Bitcoin Rebounds to $67,400 After Falling Below $65,200 as Houthis Enter Iran War

The war just got bigger. Bitcoin briefly got smaller.

Bitcoin fell to $65,112 early Monday morning, according to CoinDesk data, its lowest level since the February crash, before recovering to $67,402 as Asian markets opened.

The 24-hour range of $65,112 to $67,389 reflects a market that sold hard on the overnight rally headlines and found buyers near $65,000, a level that hasn’t been tested since the first weekend of the war five weeks ago.

Ethereum recovered 2% to $2,044, Solana gained 0.9% to $83.48 and XRP added 1.4% to $1.35. However, the 24-hour green across the board masks a more complicated weekly picture. BTC is still down 1% on the week, ETH is down 0.9%, XRP is down 1.9%, and SOL is down 3.7%. Tron is the only name in green, with an increase of 2.6% in one day and 4.6% in the week, quietly surpassing the entire complex of large companies.

This time the escalation came from multiple directions simultaneously.

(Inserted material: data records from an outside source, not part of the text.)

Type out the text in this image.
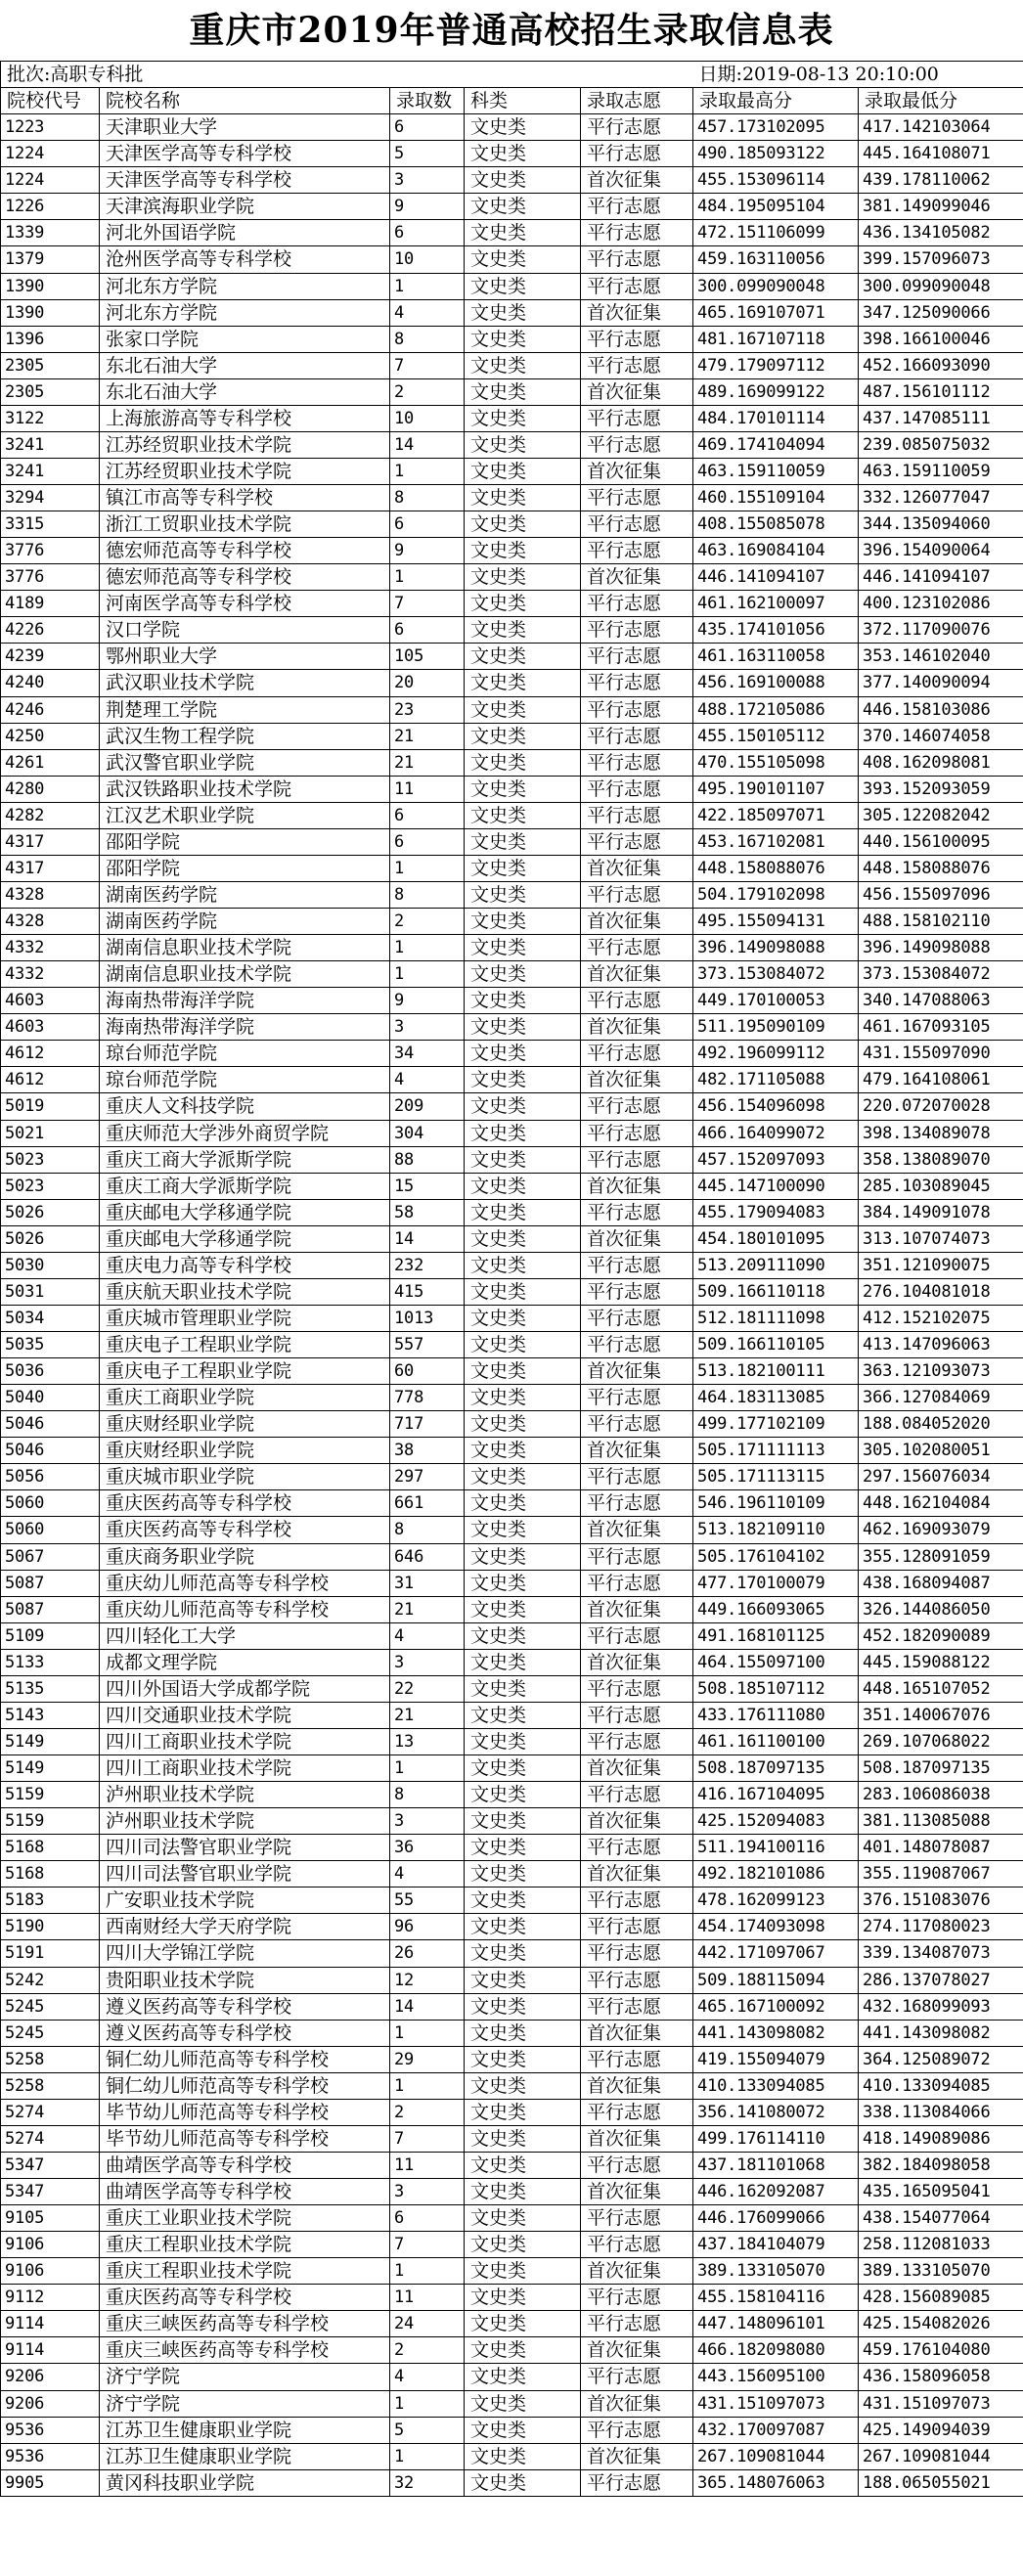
重庆市2019年普通高校招生录取信息表
批次:高职专科批					日期:2019-08-13 20:10:00	
院校代号	院校名称	录取数	科类	录取志愿	录取最高分	录取最低分
1223	天津职业大学	6	文史类	平行志愿	457.173102095	417.142103064
1224	天津医学高等专科学校	5	文史类	平行志愿	490.185093122	445.164108071
1224	天津医学高等专科学校	3	文史类	首次征集	455.153096114	439.178110062
1226	天津滨海职业学院	9	文史类	平行志愿	484.195095104	381.149099046
1339	河北外国语学院	6	文史类	平行志愿	472.151106099	436.134105082
1379	沧州医学高等专科学校	10	文史类	平行志愿	459.163110056	399.157096073
1390	河北东方学院	1	文史类	平行志愿	300.099090048	300.099090048
1390	河北东方学院	4	文史类	首次征集	465.169107071	347.125090066
1396	张家口学院	8	文史类	平行志愿	481.167107118	398.166100046
2305	东北石油大学	7	文史类	平行志愿	479.179097112	452.166093090
2305	东北石油大学	2	文史类	首次征集	489.169099122	487.156101112
3122	上海旅游高等专科学校	10	文史类	平行志愿	484.170101114	437.147085111
3241	江苏经贸职业技术学院	14	文史类	平行志愿	469.174104094	239.085075032
3241	江苏经贸职业技术学院	1	文史类	首次征集	463.159110059	463.159110059
3294	镇江市高等专科学校	8	文史类	平行志愿	460.155109104	332.126077047
3315	浙江工贸职业技术学院	6	文史类	平行志愿	408.155085078	344.135094060
3776	德宏师范高等专科学校	9	文史类	平行志愿	463.169084104	396.154090064
3776	德宏师范高等专科学校	1	文史类	首次征集	446.141094107	446.141094107
4189	河南医学高等专科学校	7	文史类	平行志愿	461.162100097	400.123102086
4226	汉口学院	6	文史类	平行志愿	435.174101056	372.117090076
4239	鄂州职业大学	105	文史类	平行志愿	461.163110058	353.146102040
4240	武汉职业技术学院	20	文史类	平行志愿	456.169100088	377.140090094
4246	荆楚理工学院	23	文史类	平行志愿	488.172105086	446.158103086
4250	武汉生物工程学院	21	文史类	平行志愿	455.150105112	370.146074058
4261	武汉警官职业学院	21	文史类	平行志愿	470.155105098	408.162098081
4280	武汉铁路职业技术学院	11	文史类	平行志愿	495.190101107	393.152093059
4282	江汉艺术职业学院	6	文史类	平行志愿	422.185097071	305.122082042
4317	邵阳学院	6	文史类	平行志愿	453.167102081	440.156100095
4317	邵阳学院	1	文史类	首次征集	448.158088076	448.158088076
4328	湖南医药学院	8	文史类	平行志愿	504.179102098	456.155097096
4328	湖南医药学院	2	文史类	首次征集	495.155094131	488.158102110
4332	湖南信息职业技术学院	1	文史类	平行志愿	396.149098088	396.149098088
4332	湖南信息职业技术学院	1	文史类	首次征集	373.153084072	373.153084072
4603	海南热带海洋学院	9	文史类	平行志愿	449.170100053	340.147088063
4603	海南热带海洋学院	3	文史类	首次征集	511.195090109	461.167093105
4612	琼台师范学院	34	文史类	平行志愿	492.196099112	431.155097090
4612	琼台师范学院	4	文史类	首次征集	482.171105088	479.164108061
5019	重庆人文科技学院	209	文史类	平行志愿	456.154096098	220.072070028
5021	重庆师范大学涉外商贸学院	304	文史类	平行志愿	466.164099072	398.134089078
5023	重庆工商大学派斯学院	88	文史类	平行志愿	457.152097093	358.138089070
5023	重庆工商大学派斯学院	15	文史类	首次征集	445.147100090	285.103089045
5026	重庆邮电大学移通学院	58	文史类	平行志愿	455.179094083	384.149091078
5026	重庆邮电大学移通学院	14	文史类	首次征集	454.180101095	313.107074073
5030	重庆电力高等专科学校	232	文史类	平行志愿	513.209111090	351.121090075
5031	重庆航天职业技术学院	415	文史类	平行志愿	509.166110118	276.104081018
5034	重庆城市管理职业学院	1013	文史类	平行志愿	512.181111098	412.152102075
5035	重庆电子工程职业学院	557	文史类	平行志愿	509.166110105	413.147096063
5036	重庆电子工程职业学院	60	文史类	首次征集	513.182100111	363.121093073
5040	重庆工商职业学院	778	文史类	平行志愿	464.183113085	366.127084069
5046	重庆财经职业学院	717	文史类	平行志愿	499.177102109	188.084052020
5046	重庆财经职业学院	38	文史类	首次征集	505.171111113	305.102080051
5056	重庆城市职业学院	297	文史类	平行志愿	505.171113115	297.156076034
5060	重庆医药高等专科学校	661	文史类	平行志愿	546.196110109	448.162104084
5060	重庆医药高等专科学校	8	文史类	首次征集	513.182109110	462.169093079
5067	重庆商务职业学院	646	文史类	平行志愿	505.176104102	355.128091059
5087	重庆幼儿师范高等专科学校	31	文史类	平行志愿	477.170100079	438.168094087
5087	重庆幼儿师范高等专科学校	21	文史类	首次征集	449.166093065	326.144086050
5109	四川轻化工大学	4	文史类	平行志愿	491.168101125	452.182090089
5133	成都文理学院	3	文史类	首次征集	464.155097100	445.159088122
5135	四川外国语大学成都学院	22	文史类	平行志愿	508.185107112	448.165107052
5143	四川交通职业技术学院	21	文史类	平行志愿	433.176111080	351.140067076
5149	四川工商职业技术学院	13	文史类	平行志愿	461.161100100	269.107068022
5149	四川工商职业技术学院	1	文史类	首次征集	508.187097135	508.187097135
5159	泸州职业技术学院	8	文史类	平行志愿	416.167104095	283.106086038
5159	泸州职业技术学院	3	文史类	首次征集	425.152094083	381.113085088
5168	四川司法警官职业学院	36	文史类	平行志愿	511.194100116	401.148078087
5168	四川司法警官职业学院	4	文史类	首次征集	492.182101086	355.119087067
5183	广安职业技术学院	55	文史类	平行志愿	478.162099123	376.151083076
5190	西南财经大学天府学院	96	文史类	平行志愿	454.174093098	274.117080023
5191	四川大学锦江学院	26	文史类	平行志愿	442.171097067	339.134087073
5242	贵阳职业技术学院	12	文史类	平行志愿	509.188115094	286.137078027
5245	遵义医药高等专科学校	14	文史类	平行志愿	465.167100092	432.168099093
5245	遵义医药高等专科学校	1	文史类	首次征集	441.143098082	441.143098082
5258	铜仁幼儿师范高等专科学校	29	文史类	平行志愿	419.155094079	364.125089072
5258	铜仁幼儿师范高等专科学校	1	文史类	首次征集	410.133094085	410.133094085
5274	毕节幼儿师范高等专科学校	2	文史类	平行志愿	356.141080072	338.113084066
5274	毕节幼儿师范高等专科学校	7	文史类	首次征集	499.176114110	418.149089086
5347	曲靖医学高等专科学校	11	文史类	平行志愿	437.181101068	382.184098058
5347	曲靖医学高等专科学校	3	文史类	首次征集	446.162092087	435.165095041
9105	重庆工业职业技术学院	6	文史类	平行志愿	446.176099066	438.154077064
9106	重庆工程职业技术学院	7	文史类	平行志愿	437.184104079	258.112081033
9106	重庆工程职业技术学院	1	文史类	首次征集	389.133105070	389.133105070
9112	重庆医药高等专科学校	11	文史类	平行志愿	455.158104116	428.156089085
9114	重庆三峡医药高等专科学校	24	文史类	平行志愿	447.148096101	425.154082026
9114	重庆三峡医药高等专科学校	2	文史类	首次征集	466.182098080	459.176104080
9206	济宁学院	4	文史类	平行志愿	443.156095100	436.158096058
9206	济宁学院	1	文史类	首次征集	431.151097073	431.151097073
9536	江苏卫生健康职业学院	5	文史类	平行志愿	432.170097087	425.149094039
9536	江苏卫生健康职业学院	1	文史类	首次征集	267.109081044	267.109081044
9905	黄冈科技职业学院	32	文史类	平行志愿	365.148076063	188.065055021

Iran-backed Houthi forces entered the conflict, opening a new front beyond the direct theater between the United States, Israel and Iran. Additional U.S. troops arrived in the Middle East, stoking fears of a ground operation.

The Wall Street Journal reported that President Donald Trump is considering a military operation to remove enriched uranium, used in the production of nuclear weapons, from Iran, although no decision has been made. And Iran attacked two aluminum production sites in the region, sending the metal up as much as 6% and spreading the war’s economic damage beyond oil and into industrial products.

Brent crude rose 2.5% to around $115 a barrel, up about 90% so far this year. Asian stocks fell sharply, with South Korea’s benchmark index falling 3.2% on a sell-off in technology stocks and Japan’s Nikkei falling 3.4%. S&P 500 futures pared losses and were trading roughly flat, suggesting some stabilization after the initial reaction.

The low of $65,112 is technically important. That level is within range of the low of $64,000 on February 28, the day the war began. Bitcoin has spent five weeks building a pattern of higher lows on each climb, from $64,000 to $66,000 to $68,000 to $69,400 to $70,596.

Monday’s drop below $66,000 is the first time in weeks that the floor has moved down instead of up. Whether it recovers and restores the uptrend or marks the beginning of a break below the range that has held since the war began is the question for the rest of the day.

Meanwhile, oil prices at $115 and aluminum rising due to direct attacks on production facilities mean the inflationary impact is widening beyond energy and into industrial supply chains. That makes the Fed’s position even tougher and the rate cut timeline even more distant.